Home to unrivalled diversity, Latin America is a melting pot of cultures
The countries that make up Latin America are as distinct from one another as the region is from other parts of the world. So, what unites them? In addition to geographical proximity and the Spanish language (with the exception of Portuguese in Brazil and French in Haiti), perhaps it’s the culture, the climate, the more relaxed outlook on life than European counterparts. There are a number of familiarities that unite them but, at the same time, many aspects that make them unique thanks to their historical context. This is, ultimately, the charm of Latin America.
With that in mind, we have prepared a broad overview of the “best of all things Latin”, with a particular focus on tourism, culture and gastronomy. With so many countries to choose from and so few pages, it won’t be possible to showcase everything at once, but we promise to profile each one in greater detail in future editions. Below are some of the highlights.
To give priority to our Latin neighbours, we will not include Brazil in this section. But worry not, if you want to find out more about this South American giant just browse any of the other editions of BBMag – Bossa Brazil Magazine printed or online.

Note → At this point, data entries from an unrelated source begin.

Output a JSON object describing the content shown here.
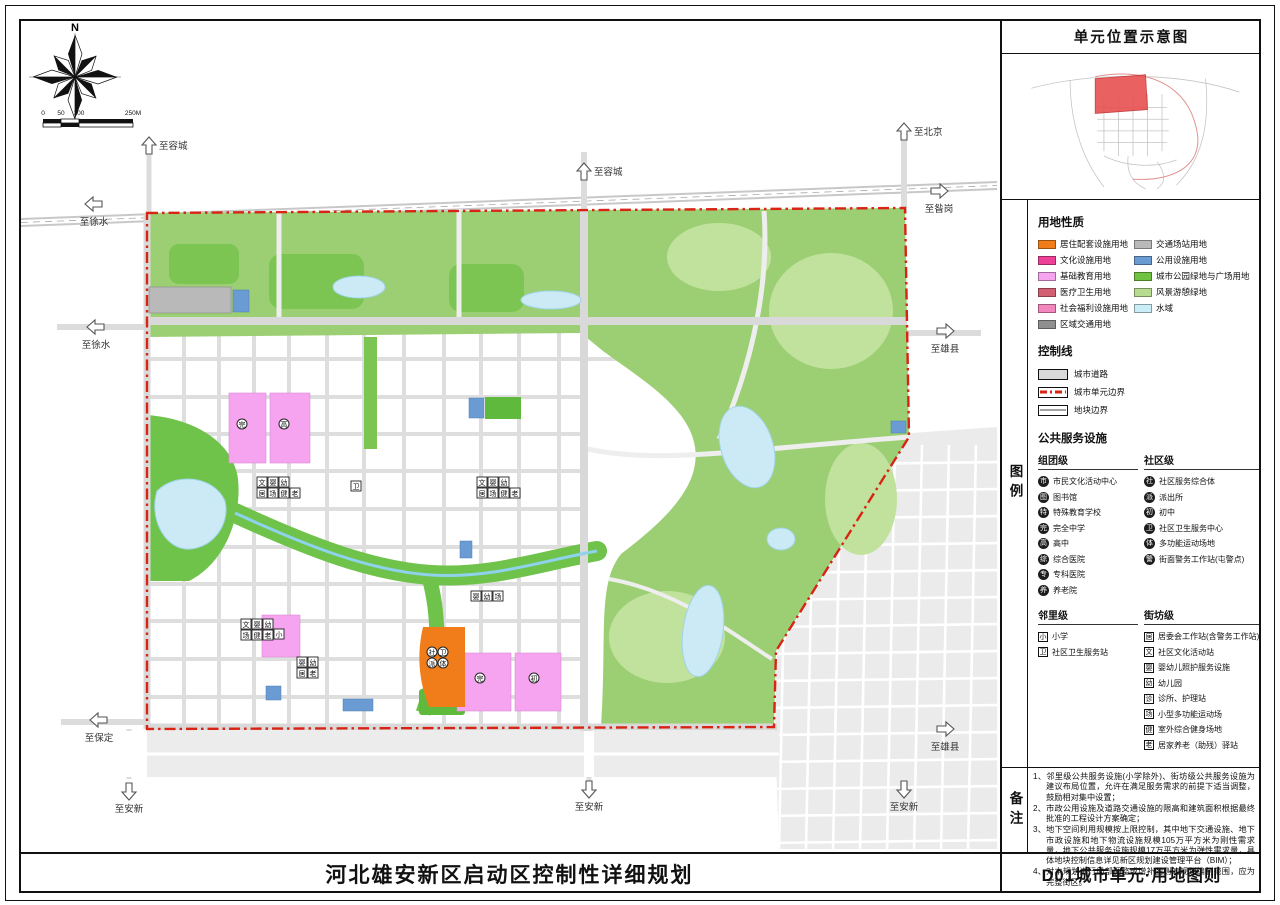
{
  "location_panel": {
    "title": "单元位置示意图",
    "highlight_color": "#e85050"
  },
  "legend": {
    "side_label": "图例",
    "land_use_title": "用地性质",
    "land_use_left": [
      {
        "label": "居住配套设施用地",
        "color": "#F07D1A"
      },
      {
        "label": "文化设施用地",
        "color": "#EE4097"
      },
      {
        "label": "基础教育用地",
        "color": "#F6A3F0"
      },
      {
        "label": "医疗卫生用地",
        "color": "#D26072"
      },
      {
        "label": "社会福利设施用地",
        "color": "#F287BE"
      },
      {
        "label": "区域交通用地",
        "color": "#8F8F8F"
      }
    ],
    "land_use_right": [
      {
        "label": "交通场站用地",
        "color": "#B9B9B9"
      },
      {
        "label": "公用设施用地",
        "color": "#6A9BD3"
      },
      {
        "label": "城市公园绿地与广场用地",
        "color": "#6FC242"
      },
      {
        "label": "风景游憩绿地",
        "color": "#B7DC8F"
      },
      {
        "label": "水域",
        "color": "#CBEDF8"
      }
    ],
    "control_title": "控制线",
    "control_items": [
      {
        "label": "城市道路",
        "style": "road"
      },
      {
        "label": "城市单元边界",
        "style": "unit"
      },
      {
        "label": "地块边界",
        "style": "parcel"
      }
    ],
    "facilities_title": "公共服务设施",
    "facility_groups": [
      {
        "name": "组团级",
        "icon_shape": "circle",
        "items": [
          {
            "icon": "市",
            "label": "市民文化活动中心"
          },
          {
            "icon": "图",
            "label": "图书馆"
          },
          {
            "icon": "特",
            "label": "特殊教育学校"
          },
          {
            "icon": "完",
            "label": "完全中学"
          },
          {
            "icon": "高",
            "label": "高中"
          },
          {
            "icon": "综",
            "label": "综合医院"
          },
          {
            "icon": "专",
            "label": "专科医院"
          },
          {
            "icon": "养",
            "label": "养老院"
          }
        ]
      },
      {
        "name": "社区级",
        "icon_shape": "circle",
        "items": [
          {
            "icon": "社",
            "label": "社区服务综合体"
          },
          {
            "icon": "派",
            "label": "派出所"
          },
          {
            "icon": "初",
            "label": "初中"
          },
          {
            "icon": "卫",
            "label": "社区卫生服务中心"
          },
          {
            "icon": "体",
            "label": "多功能运动场地"
          },
          {
            "icon": "警",
            "label": "街面警务工作站(屯警点)"
          }
        ]
      },
      {
        "name": "邻里级",
        "icon_shape": "square",
        "items": [
          {
            "icon": "小",
            "label": "小学"
          },
          {
            "icon": "卫",
            "label": "社区卫生服务站"
          }
        ]
      },
      {
        "name": "街坊级",
        "icon_shape": "square",
        "items": [
          {
            "icon": "居",
            "label": "居委会工作站(含警务工作站)"
          },
          {
            "icon": "文",
            "label": "社区文化活动站"
          },
          {
            "icon": "婴",
            "label": "婴幼儿照护服务设施"
          },
          {
            "icon": "幼",
            "label": "幼儿园"
          },
          {
            "icon": "诊",
            "label": "诊所、护理站"
          },
          {
            "icon": "场",
            "label": "小型多功能运动场"
          },
          {
            "icon": "健",
            "label": "室外综合健身场地"
          },
          {
            "icon": "老",
            "label": "居家养老（助残）驿站"
          }
        ]
      }
    ]
  },
  "notes": {
    "side_label": "备注",
    "items": [
      "1、邻里级公共服务设施(小学除外)、街坊级公共服务设施为建议布局位置，允许在满足服务需求的前提下适当调整，鼓励相对集中设置；",
      "2、市政公用设施及道路交通设施的限高和建筑面积根据最终批准的工程设计方案确定；",
      "3、地下空间利用规模按上限控制，其中地下交通设施、地下市政设施和地下物流设施规模105万平方米为刚性需求量，地下公共服务设施规模17万平方米为弹性需求量，具体地块控制信息详见新区规划建设管理平台（BIM）；",
      "4、对本规划进行局部调整或增补图则的规划编制范围，应为完整街区。"
    ]
  },
  "title_bar": {
    "main": "河北雄安新区启动区控制性详细规划",
    "sheet": "D01城市单元·用地图则"
  },
  "map": {
    "compass_label": "N",
    "scale_labels": [
      "0",
      "50",
      "100",
      "250M"
    ],
    "unit_boundary_color": "#d92313",
    "arrows": [
      {
        "dir": "up",
        "x": 130,
        "y": 127,
        "label": "至容城"
      },
      {
        "dir": "left",
        "x": 75,
        "y": 185,
        "label": "至徐水"
      },
      {
        "dir": "up",
        "x": 565,
        "y": 153,
        "label": "至容城"
      },
      {
        "dir": "up",
        "x": 885,
        "y": 113,
        "label": "至北京"
      },
      {
        "dir": "right",
        "x": 920,
        "y": 172,
        "label": "至昝岗"
      },
      {
        "dir": "left",
        "x": 77,
        "y": 308,
        "label": "至徐水"
      },
      {
        "dir": "right",
        "x": 926,
        "y": 312,
        "label": "至雄县"
      },
      {
        "dir": "left",
        "x": 80,
        "y": 701,
        "label": "至保定"
      },
      {
        "dir": "right",
        "x": 926,
        "y": 710,
        "label": "至雄县"
      },
      {
        "dir": "down",
        "x": 110,
        "y": 772,
        "label": "至安新"
      },
      {
        "dir": "down",
        "x": 570,
        "y": 770,
        "label": "至安新"
      },
      {
        "dir": "down",
        "x": 885,
        "y": 770,
        "label": "至安新"
      }
    ],
    "clusters": [
      {
        "x": 238,
        "y": 458,
        "shape": "box",
        "rows": [
          [
            "文",
            "婴",
            "幼"
          ],
          [
            "居",
            "场",
            "健",
            "老"
          ]
        ]
      },
      {
        "x": 332,
        "y": 462,
        "shape": "box",
        "rows": [
          [
            "卫"
          ]
        ]
      },
      {
        "x": 458,
        "y": 458,
        "shape": "box",
        "rows": [
          [
            "文",
            "婴",
            "幼"
          ],
          [
            "居",
            "场",
            "健",
            "老"
          ]
        ]
      },
      {
        "x": 452,
        "y": 572,
        "shape": "box",
        "rows": [
          [
            "婴",
            "幼",
            "场"
          ]
        ]
      },
      {
        "x": 222,
        "y": 600,
        "shape": "box",
        "rows": [
          [
            "文",
            "婴",
            "幼"
          ],
          [
            "场",
            "健",
            "老"
          ]
        ]
      },
      {
        "x": 278,
        "y": 638,
        "shape": "box",
        "rows": [
          [
            "婴",
            "幼"
          ],
          [
            "居",
            "老"
          ]
        ]
      },
      {
        "x": 408,
        "y": 628,
        "shape": "circle",
        "rows": [
          [
            "社",
            "卫"
          ],
          [
            "派",
            "体"
          ]
        ]
      },
      {
        "x": 218,
        "y": 400,
        "shape": "circle",
        "rows": [
          [
            "完"
          ]
        ]
      },
      {
        "x": 260,
        "y": 400,
        "shape": "circle",
        "rows": [
          [
            "高"
          ]
        ]
      },
      {
        "x": 255,
        "y": 610,
        "shape": "box",
        "rows": [
          [
            "小"
          ]
        ]
      },
      {
        "x": 456,
        "y": 654,
        "shape": "circle",
        "rows": [
          [
            "完"
          ]
        ]
      },
      {
        "x": 510,
        "y": 654,
        "shape": "circle",
        "rows": [
          [
            "初"
          ]
        ]
      }
    ]
  }
}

Costa Rica is defined by its wonderful natural resources. From sea turtles returning to the ocean having laid their eggs to tropical birds in full flight, the country is Central America’s number one pick for environmental tourism. During the rainy season, another incredible scene to witness is the crowds of brightly coloured frogs searching for mating partners. Whale watching is another favourite attraction.Costa Ricans share similar culinary tastes to Brazilians, with traditional preferences for foods like rice and beans. A special sauce, called natilla, is widely used to season meats and even as a filling used in breads and sandwiches. Slightly sour in taste, it can be found in any supermarket.